Chris: Yeah. I think that sometimes when you have, audacious and big and hairy, mission statements like that, it’s easy to get watered down.
How do you guys reinforce that? Or how do you remind some of the employees at all levels of the organization that’s why we exist and what we’re trying to accomplish?
Sebastian: Yes. And while we attach it to every single of our communication, we’re reinforcing it with every single executive communication, that did come from our CEO Gene Woods or any of the other executives. It’s a strong reminder, or even the way we do teammates relations. So when we have to deal with some cases, it’s always a reminder. We’re here for all. And there’s also a bit of putting your money where your mouth is or walking the talk, which is you don’t just do it for your system or for your teammates, but it’s a matter of pushing it into the humanities and evolve.
So I’ll give an exam. Atrium is sponsoring many board of director position to make sure we have an impact on their community. So I’m blessed to be on the board of director of Goodwill to be able to make an impact on an organization that their whole mission is to help the underserved. It’s to find that, and then it’s each interaction to reinforce.
We also do it from the get-go it’s an expectation from before the person even start making sure that they understand they’re joining an organization, that we are a non-for-profit and we will provide health healing and hope for all. And it’s, again, it’s just a matter of, I will say though, too, to be honest, it’s not hard to maintain and it’s not hard to to keep top of mind people embrace it in such an amazing.
We’re very lucky that way.
Chris: So what gets you the most excited about the future
Sebastian: While there’s many thing, and I consider myself a futurist.
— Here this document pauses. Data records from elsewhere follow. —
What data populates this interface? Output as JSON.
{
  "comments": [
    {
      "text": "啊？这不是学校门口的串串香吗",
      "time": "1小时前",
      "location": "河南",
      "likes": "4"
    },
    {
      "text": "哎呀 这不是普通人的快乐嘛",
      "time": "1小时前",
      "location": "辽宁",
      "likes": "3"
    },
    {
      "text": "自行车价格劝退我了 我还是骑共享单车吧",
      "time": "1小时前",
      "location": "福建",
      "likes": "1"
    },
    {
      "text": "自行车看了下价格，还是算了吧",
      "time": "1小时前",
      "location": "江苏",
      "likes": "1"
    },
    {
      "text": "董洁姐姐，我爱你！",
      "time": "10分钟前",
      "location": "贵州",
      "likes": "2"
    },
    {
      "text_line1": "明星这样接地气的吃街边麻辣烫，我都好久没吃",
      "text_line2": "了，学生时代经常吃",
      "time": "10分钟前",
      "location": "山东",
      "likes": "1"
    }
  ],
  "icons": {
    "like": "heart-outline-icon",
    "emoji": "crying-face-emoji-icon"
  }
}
So let me say I’ll quote, Winston Churchill here. We should never let a good crisis go to waste. I think the pandemic right now it doesn’t feel good.
It feel extremely. But I think it’s pushing forward some innovation and disruptions that would have take years to accomplish that we need to accomplish right now. And I’ll give example of the things that we look into Atrium. So we push virtual care, virtual hospitals. Those are things we were doing before, but it was not urgent.
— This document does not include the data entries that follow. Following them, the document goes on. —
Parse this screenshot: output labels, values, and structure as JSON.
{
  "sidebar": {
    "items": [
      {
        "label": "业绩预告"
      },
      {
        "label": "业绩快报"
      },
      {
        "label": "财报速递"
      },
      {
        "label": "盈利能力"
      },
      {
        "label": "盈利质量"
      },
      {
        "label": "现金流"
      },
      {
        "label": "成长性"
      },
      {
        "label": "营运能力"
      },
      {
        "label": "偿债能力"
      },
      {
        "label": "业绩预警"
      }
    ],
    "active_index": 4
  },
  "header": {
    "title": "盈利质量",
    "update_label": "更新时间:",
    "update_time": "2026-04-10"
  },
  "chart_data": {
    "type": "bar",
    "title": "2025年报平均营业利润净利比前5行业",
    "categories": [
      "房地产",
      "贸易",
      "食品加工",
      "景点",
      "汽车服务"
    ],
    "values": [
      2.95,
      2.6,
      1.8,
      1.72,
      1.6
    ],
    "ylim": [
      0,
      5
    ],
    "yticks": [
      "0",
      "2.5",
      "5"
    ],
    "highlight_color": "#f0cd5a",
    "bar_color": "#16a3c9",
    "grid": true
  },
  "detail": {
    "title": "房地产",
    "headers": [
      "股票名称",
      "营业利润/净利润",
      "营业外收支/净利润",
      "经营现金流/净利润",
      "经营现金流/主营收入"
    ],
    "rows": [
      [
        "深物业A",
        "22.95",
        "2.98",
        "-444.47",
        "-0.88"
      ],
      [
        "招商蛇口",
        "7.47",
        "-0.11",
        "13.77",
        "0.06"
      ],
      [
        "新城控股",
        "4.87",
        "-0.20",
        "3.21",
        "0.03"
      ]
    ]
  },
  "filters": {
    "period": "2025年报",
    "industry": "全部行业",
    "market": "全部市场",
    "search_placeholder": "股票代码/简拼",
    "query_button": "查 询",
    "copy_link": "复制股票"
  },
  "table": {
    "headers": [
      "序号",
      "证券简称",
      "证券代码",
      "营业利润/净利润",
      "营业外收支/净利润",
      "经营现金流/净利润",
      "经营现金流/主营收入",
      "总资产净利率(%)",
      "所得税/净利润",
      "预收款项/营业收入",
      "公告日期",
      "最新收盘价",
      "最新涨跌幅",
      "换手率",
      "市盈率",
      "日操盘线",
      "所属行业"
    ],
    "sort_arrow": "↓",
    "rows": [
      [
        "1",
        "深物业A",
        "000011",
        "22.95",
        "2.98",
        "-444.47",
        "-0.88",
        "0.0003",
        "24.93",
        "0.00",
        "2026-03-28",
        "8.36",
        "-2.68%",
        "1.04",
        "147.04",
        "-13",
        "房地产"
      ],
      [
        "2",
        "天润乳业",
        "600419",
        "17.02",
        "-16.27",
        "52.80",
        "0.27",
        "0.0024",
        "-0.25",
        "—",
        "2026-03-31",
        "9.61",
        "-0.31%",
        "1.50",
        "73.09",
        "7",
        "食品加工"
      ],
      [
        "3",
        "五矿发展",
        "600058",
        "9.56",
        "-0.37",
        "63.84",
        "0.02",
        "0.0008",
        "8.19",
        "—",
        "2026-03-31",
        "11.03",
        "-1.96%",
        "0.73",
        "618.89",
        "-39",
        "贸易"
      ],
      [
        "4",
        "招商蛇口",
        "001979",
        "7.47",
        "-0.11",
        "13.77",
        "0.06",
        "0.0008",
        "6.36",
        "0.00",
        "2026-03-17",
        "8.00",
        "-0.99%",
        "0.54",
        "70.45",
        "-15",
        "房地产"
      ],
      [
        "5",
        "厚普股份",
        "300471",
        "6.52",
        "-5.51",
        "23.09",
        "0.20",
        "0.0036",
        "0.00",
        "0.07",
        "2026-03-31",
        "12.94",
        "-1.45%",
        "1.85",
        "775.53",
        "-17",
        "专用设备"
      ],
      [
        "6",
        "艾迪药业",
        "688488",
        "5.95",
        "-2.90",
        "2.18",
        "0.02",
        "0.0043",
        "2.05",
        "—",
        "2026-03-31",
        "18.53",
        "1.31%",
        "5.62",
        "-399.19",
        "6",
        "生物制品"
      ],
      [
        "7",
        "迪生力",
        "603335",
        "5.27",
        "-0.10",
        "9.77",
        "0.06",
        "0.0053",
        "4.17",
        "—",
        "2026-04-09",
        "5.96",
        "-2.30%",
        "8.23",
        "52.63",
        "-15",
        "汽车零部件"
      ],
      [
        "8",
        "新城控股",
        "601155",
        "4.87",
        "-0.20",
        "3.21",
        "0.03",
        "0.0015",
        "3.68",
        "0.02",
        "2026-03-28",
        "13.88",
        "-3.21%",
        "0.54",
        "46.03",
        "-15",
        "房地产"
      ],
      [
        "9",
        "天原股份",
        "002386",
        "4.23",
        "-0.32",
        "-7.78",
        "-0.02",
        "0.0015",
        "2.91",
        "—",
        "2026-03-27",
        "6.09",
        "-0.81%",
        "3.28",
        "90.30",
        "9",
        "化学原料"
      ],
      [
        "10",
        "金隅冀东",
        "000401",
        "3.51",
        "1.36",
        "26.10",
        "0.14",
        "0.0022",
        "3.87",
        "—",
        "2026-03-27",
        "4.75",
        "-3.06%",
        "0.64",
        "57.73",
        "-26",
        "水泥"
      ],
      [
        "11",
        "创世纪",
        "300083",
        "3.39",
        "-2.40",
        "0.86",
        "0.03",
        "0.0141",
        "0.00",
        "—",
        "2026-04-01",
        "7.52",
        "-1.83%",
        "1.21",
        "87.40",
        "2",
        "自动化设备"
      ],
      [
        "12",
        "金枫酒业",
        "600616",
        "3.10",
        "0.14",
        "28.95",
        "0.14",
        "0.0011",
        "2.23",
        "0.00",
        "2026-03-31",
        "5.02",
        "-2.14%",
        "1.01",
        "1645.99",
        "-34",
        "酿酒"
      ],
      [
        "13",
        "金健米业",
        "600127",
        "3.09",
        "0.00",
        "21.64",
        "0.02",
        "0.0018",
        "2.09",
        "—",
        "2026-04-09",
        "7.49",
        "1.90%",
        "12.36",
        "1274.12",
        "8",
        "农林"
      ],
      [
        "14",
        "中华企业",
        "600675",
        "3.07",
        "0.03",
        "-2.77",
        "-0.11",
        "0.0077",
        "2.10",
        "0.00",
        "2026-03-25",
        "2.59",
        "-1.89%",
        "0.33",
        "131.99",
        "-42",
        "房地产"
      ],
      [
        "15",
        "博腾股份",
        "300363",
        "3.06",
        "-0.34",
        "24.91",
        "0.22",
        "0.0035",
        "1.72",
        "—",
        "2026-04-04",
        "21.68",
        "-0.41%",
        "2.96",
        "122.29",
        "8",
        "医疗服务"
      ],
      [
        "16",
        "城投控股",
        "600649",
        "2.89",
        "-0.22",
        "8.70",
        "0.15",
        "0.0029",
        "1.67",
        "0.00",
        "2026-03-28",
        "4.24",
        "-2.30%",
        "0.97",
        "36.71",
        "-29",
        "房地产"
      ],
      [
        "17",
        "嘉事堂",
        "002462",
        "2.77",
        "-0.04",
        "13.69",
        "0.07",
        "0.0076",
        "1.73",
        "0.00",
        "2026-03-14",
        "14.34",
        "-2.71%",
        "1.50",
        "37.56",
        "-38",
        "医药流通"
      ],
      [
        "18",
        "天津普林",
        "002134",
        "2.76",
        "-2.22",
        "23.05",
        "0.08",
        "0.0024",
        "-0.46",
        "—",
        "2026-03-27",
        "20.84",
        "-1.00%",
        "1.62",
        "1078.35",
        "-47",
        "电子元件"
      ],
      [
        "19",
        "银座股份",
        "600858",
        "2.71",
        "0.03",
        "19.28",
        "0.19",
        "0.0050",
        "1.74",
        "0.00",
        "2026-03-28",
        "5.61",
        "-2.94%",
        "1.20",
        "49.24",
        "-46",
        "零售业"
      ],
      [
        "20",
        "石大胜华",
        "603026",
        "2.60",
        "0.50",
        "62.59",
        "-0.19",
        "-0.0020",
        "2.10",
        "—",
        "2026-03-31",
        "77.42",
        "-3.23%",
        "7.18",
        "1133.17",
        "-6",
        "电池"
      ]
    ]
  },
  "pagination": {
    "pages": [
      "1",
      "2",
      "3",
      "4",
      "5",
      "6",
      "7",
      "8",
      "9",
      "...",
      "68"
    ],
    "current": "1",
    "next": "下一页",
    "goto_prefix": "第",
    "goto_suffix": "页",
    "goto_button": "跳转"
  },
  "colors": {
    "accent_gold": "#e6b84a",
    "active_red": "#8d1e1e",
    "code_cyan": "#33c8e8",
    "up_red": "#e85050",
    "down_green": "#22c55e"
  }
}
Now we’re doing it full force because it is urgent, but this is also the way of the future. Working remotely artificial intelligence, getting into a market that is even tighter into a pandemic. How do you tackle that as stronger partnership with potential partner that can help us through the pandemic?
So to me, all those components are extremely exciting and some of the upcoming trends in in technology. So everything that can go from the next level in video recruiting. Things like that are extremely exciting for me.
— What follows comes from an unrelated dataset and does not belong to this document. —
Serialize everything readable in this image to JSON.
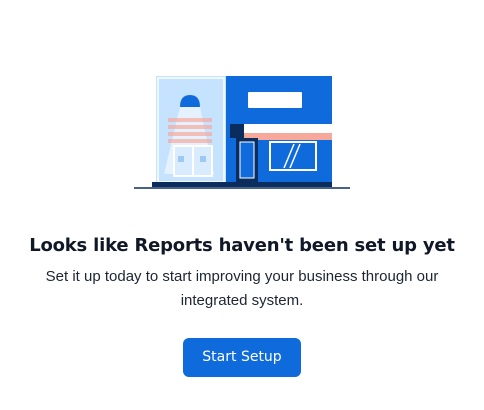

Chris: Yeah. Wonderful. So how can people get ahold of you, what you’re doing or what your organization is doing?
Sebastian: You mean to be able to reach out to me?
Chris: Yes. You know that and to find out more about Atrium.
Sebastian: So they can go on our website, atriumhealth.org, or they can reach out to me at Sebastian with an E, S E B A S T I E N dot Girard, G I R A R d @atriumhealth.org. I’m also on LinkedIn. So please reach out to me on LinkedIn.
I love connection. I think network is one of the most important thing we have to do as leaders as we are get better so please reach out to me.
Chris: Great. Thank you. And I’ll, we’ll have that information up on the screen too. So thank you so much SEB. It was so great to be able to connect with you on the show and to share what’d you guys are working on Atrium.
I think there’s a lot to unpack here, so thank you so much as well as again.
Sebastian: Thanks for having me always a pleasure!